Draghi in 2011: “Federalism helps public accounts”
The Governor of the Bank of Italy evoked local taxes associated with a reduction of taxes at the center and new decentralized tasks subject to controls of legality
On the eve of beginning his adventure as President of the European Central Bank, which will last eight “long” years in the offices of Frankfurt am Main until October 31, 2019, Mario Draghi issued a warning for the future in his Final Considerations and in the text of the Annual Report for 2010 of the Bank of Italy.
Stating that “we need to return to growth, that decline is not inevitable for our country”, the Roman academic and economist alluded to Italy in the midst of the crisis of the 2011 season, in which “the super-technical executive” of the Bocconi’s Mario Monti took over from the government of Silvio Berlusconi, disliked by Brussels.
Preliminary agreement between the Government and the Emilia-Romagna Region (in Italian)
Preliminary agreement between the Government and the Lombardy Region (in Italian)
Preliminary agreement between the Government and the Veneto Region (in Italian)
Today (at the time, ed.) it is necessary, first of all, to bring the public budget back to an element of stability and propulsion of economic growth, bringing it into balance without delay, proceeding to a recomposition of expenditure to the benefit of growth, reducing the tax burden on many honest workers and entrepreneurs,” added the then Governor of the institution of Via Nazionale.
A real opening to differentiated regionalism
For Mario Draghi, federalism could lucidly help in the management of public accounts. However, on two conditions: that the new local taxes are accompanied by a cut in taxes at the center; that there is a control of legality on the new decentralized tasks.
”Fiscal federalism can help,” he said, ”by making all levels of government responsible, imposing strict budget constraints, and bringing citizens closer to the management of public affairs.
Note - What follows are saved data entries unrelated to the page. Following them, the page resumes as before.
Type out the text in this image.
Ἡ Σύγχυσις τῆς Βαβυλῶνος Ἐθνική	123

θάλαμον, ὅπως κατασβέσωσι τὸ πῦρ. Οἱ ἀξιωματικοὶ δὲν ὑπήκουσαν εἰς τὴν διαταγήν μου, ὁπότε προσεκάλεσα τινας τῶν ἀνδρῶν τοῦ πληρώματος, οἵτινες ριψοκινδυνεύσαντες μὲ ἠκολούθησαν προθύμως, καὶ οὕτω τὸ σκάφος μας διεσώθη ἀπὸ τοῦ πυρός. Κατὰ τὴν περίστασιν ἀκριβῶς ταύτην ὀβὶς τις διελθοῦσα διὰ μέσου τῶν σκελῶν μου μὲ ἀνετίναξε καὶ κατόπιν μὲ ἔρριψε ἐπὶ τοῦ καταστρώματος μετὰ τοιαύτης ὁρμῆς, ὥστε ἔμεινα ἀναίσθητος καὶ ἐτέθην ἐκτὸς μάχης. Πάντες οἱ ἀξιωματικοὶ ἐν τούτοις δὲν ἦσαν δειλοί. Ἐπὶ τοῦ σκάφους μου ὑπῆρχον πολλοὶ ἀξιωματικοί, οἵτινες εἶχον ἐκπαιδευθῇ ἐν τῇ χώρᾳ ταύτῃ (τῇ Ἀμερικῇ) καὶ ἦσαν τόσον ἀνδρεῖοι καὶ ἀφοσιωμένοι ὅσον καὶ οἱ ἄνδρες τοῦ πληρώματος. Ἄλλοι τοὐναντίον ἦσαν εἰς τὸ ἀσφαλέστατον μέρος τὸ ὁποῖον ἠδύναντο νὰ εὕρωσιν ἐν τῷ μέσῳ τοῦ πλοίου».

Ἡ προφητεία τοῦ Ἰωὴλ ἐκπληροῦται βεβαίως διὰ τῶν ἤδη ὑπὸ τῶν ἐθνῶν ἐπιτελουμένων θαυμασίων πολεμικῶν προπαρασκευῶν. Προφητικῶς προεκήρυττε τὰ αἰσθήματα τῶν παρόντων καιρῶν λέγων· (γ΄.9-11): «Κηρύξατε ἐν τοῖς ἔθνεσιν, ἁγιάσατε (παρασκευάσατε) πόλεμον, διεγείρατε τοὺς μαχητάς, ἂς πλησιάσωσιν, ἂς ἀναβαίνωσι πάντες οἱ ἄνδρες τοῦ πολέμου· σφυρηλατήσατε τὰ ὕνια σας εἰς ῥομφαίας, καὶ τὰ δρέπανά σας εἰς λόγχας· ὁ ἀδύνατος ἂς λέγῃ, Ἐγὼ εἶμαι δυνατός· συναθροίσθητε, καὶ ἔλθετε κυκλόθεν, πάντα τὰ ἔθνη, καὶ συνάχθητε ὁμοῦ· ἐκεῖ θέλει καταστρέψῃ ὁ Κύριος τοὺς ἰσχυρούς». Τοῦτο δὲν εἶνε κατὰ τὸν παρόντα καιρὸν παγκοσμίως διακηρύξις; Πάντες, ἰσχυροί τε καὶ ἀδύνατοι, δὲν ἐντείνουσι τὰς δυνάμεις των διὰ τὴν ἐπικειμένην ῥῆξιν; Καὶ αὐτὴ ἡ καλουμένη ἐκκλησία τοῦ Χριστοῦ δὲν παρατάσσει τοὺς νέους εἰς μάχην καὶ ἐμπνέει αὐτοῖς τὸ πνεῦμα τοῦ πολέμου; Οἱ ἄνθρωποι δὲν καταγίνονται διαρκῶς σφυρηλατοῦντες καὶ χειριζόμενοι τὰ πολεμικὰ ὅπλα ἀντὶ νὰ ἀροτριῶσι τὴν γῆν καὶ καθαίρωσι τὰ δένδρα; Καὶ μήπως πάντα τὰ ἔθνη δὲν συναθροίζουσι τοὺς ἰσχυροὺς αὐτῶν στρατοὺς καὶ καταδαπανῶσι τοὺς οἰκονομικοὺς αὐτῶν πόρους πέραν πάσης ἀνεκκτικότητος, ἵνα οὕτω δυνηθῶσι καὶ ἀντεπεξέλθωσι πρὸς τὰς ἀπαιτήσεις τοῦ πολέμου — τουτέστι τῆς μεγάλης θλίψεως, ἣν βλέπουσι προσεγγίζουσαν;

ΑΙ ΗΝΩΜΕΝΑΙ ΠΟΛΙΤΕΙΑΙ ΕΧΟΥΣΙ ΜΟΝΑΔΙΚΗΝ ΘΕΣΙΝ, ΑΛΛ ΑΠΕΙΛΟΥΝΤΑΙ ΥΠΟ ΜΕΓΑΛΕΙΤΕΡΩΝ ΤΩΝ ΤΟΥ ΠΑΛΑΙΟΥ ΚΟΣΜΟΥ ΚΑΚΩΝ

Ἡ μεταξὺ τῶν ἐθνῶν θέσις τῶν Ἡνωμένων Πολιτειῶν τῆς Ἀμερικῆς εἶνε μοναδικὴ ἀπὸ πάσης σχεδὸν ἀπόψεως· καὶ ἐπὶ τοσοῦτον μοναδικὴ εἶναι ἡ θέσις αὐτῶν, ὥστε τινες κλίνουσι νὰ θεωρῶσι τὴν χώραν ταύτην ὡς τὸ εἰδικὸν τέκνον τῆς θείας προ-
Two conditions are crucial: that the new local taxes are compensated by cuts in those decided centrally, and do not add up; that there is a tight control of legality on the entities to which decentralization entrusts extensive spending responsibilities.”
Bank of Italy Annual Report 2010 (in Italian)
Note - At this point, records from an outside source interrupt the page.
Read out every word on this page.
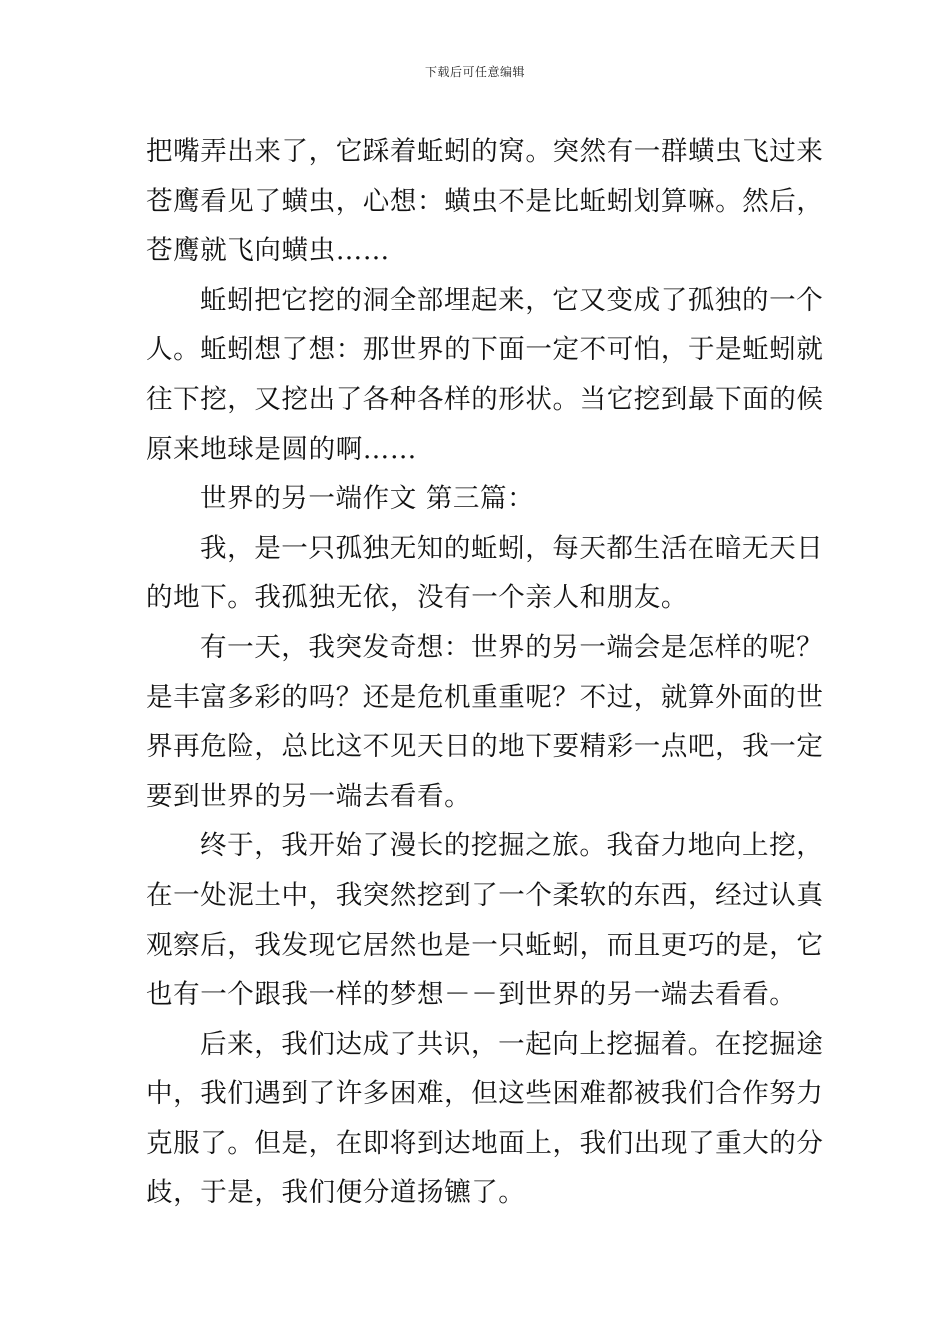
下载后可任意编辑
把嘴弄出来了，它踩着蚯蚓的窝。突然有一群蟥虫飞过来
苍鹰看见了蟥虫，心想：蟥虫不是比蚯蚓划算嘛。然后，
苍鹰就飞向蟥虫……
蚯蚓把它挖的洞全部埋起来，它又变成了孤独的一个
人。蚯蚓想了想：那世界的下面一定不可怕，于是蚯蚓就
往下挖，又挖出了各种各样的形状。当它挖到最下面的候
原来地球是圆的啊……
世界的另一端作文 第三篇：
我，是一只孤独无知的蚯蚓，每天都生活在暗无天日
的地下。我孤独无依，没有一个亲人和朋友。
有一天，我突发奇想：世界的另一端会是怎样的呢？
是丰富多彩的吗？还是危机重重呢？不过，就算外面的世
界再危险，总比这不见天日的地下要精彩一点吧，我一定
要到世界的另一端去看看。
终于，我开始了漫长的挖掘之旅。我奋力地向上挖，
在一处泥土中，我突然挖到了一个柔软的东西，经过认真
观察后，我发现它居然也是一只蚯蚓，而且更巧的是，它
也有一个跟我一样的梦想－－到世界的另一端去看看。
后来，我们达成了共识，一起向上挖掘着。在挖掘途
中，我们遇到了许多困难，但这些困难都被我们合作努力
克服了。但是，在即将到达地面上，我们出现了重大的分
歧，于是，我们便分道扬镳了。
In his latest Final Considerations, Mario Draghi defined as appropriate the intention to bring forward to June the corrective maneuver and the objective of balancing the budget in 2014 and called for a rebalancing of the flexibility of the labor market.
Evoking measures that are still topical, he also called for a reduction in the burden of taxation on businesses and work, offsetting the loss of revenue with the recovery of evasion; and in the face of the sovereign debt crisis, he insisted that national policies implement corrective plans.
Insufficient infrastructure
In addition, it issued a warning that can also be effective in contemporary Italy: the country “lags behind in terms of infrastructure compared to other leading European countries“.
In addition, “programme uncertainty, shortcomings in project assessment and in the selection of works, fragmentation and overlapping of competences, inadequate rules on the awarding of works and checks on progress have resulted in our works being less useful and more expensive than elsewhere”.
On May 31, 2011 Mario Draghi also recalled the delays in the completion of works and the poor use of public and community funds, for which some territories are, however, much better than others.
“It is necessary to recover efficiency in spending, also to take full advantage of the resources of private concessionaires and community ones, which do not weigh on public accounts”.
EU funds used for 15 percent
Mario Draghi, whose experience outside Italy extended in Switzerland to the role of board member of the Bank for International Settlements in Basel, also pointed out that “the works to be carried out are worth 15 billion” and that “the EU structural funds currently available to us are only spent for 15 percent, those not spent amount to 23 billion. So, followed ten years ago Mario Draghi, “accelerate all these interventions would give a strong impetus to economic activity.
A maneuver “timely, structural, credible in the eyes of international investors, growth-oriented”, could “limit the negative effects on the macroeconomic framework”, and it is very easy to find analogies with the Italy of 2021 at the time of the coronavirus.
The agreements between Italy and Emilia-Romagna, Lombardy and Veneto
Italy, why differentiated autonomy “is” the Constitution
Italy, the legitimate implementation of differentiated autonomy
According to the then Governor of the Bank of Italy and since June 24, 2011 of the ECB, it was necessary “a shrewd articulation of the maneuver, based on a fundamental examination of the budget of public bodies, item by item, commensurate with the objectives of today, regardless of past spending“.
Finally: “Refining the efficiency indicators of the various public service centers (offices, schools, hospitals, courts) in order to achieve widespread improvements in the organization and operation of structures; continuing the efforts already underway to make public administrations more efficient; using part of the savings thus obtained in infrastructure investments”.